In Constantinides v The Republic of Cyprus (1999) 2 CHRLD 254, the Supreme Court of Cyprus held that:
The European Court of Human Right has established that a justifiable fear that the Accused will interfere with the course of justice, including destroying documents, warning or colluding with other possible suspects and bringing pressure to bear upon witnesses, is another permissible ground for his or her detention. A general statement that the accused will interfere with the course of justice is not sufficient; supporting evidence must be provided.
The evidence presented to the Court in that case consisted of a letter in which two prosecution witnesses expressed their intention to retract their previous statements. Accordingly, the Court held that on basis of the material adduced, the fears of the prosecution were reasonably justified, and hence refused bail.
Each application for bail must be considered in the context of its own circumstances depending on the facts disclosed to Court. In the present case, as submitted by Mr D. Lucas, Counsel for the First Accused and Mr Pardiwalla, Counsel for the Fourth Accused, the prosecution has not adduced any supporting evidence to substantiate the apprehension that the Accused would interfere with the virtual complainant or any other witnesses, nor that they would abscond.
I have carefully considered the submissions for the prosecution as well as for the defence. Although the case is of a serious nature, I cannot find any other ground that could not be regulated by strict bail conditions to assuage the apprehensions of the prosecution.
Accordingly, acting under Section 179 of the Criminal Procedure Code I grant bail to the First to Eighth Accused on the following conditions:
1. That they each enter into a recognisance in the form of a bond for R25,000 with two sureties.
2. That they surrender their passports or other travel documents to the Registrar of this Court forthwith.
3. The Director of Immigration to be informed that no passport or travel document should be issued to the eight accused, without a further order of this Court.
4. That the eight Accused report to the Police Station nearest to their place of residence every Monday and Friday at 9 a.m. They shall not leave Mahe to any outer or inner Island without the sanction of Court.
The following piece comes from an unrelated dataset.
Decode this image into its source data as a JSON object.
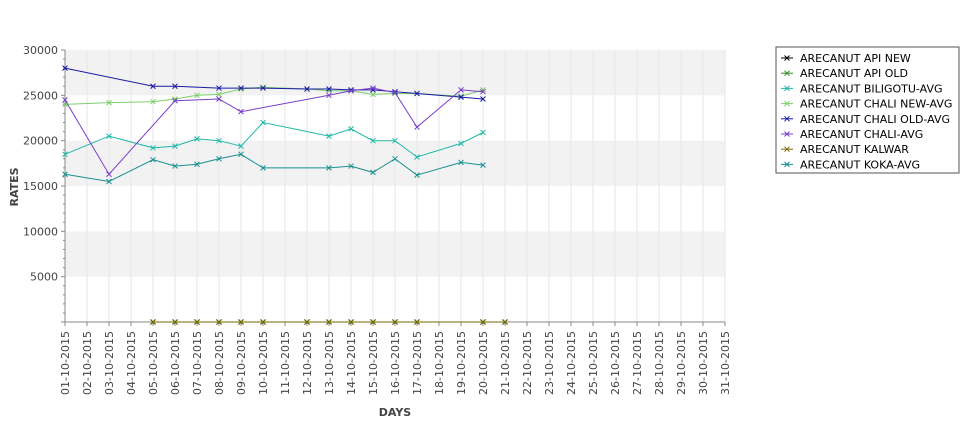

5. That they do not either directly or indirectly interfere with, the virtual Complainant or any other prosecution witness, nor engage in any activity that would affect the course of justice.
6. That they do not abscond, and that they will attend Court punctually on each and every day the case is adjourned either for mention or trial.
The breach of any one of these conditions by any of the Accused would make him liable to be remanded till the final determination of the case.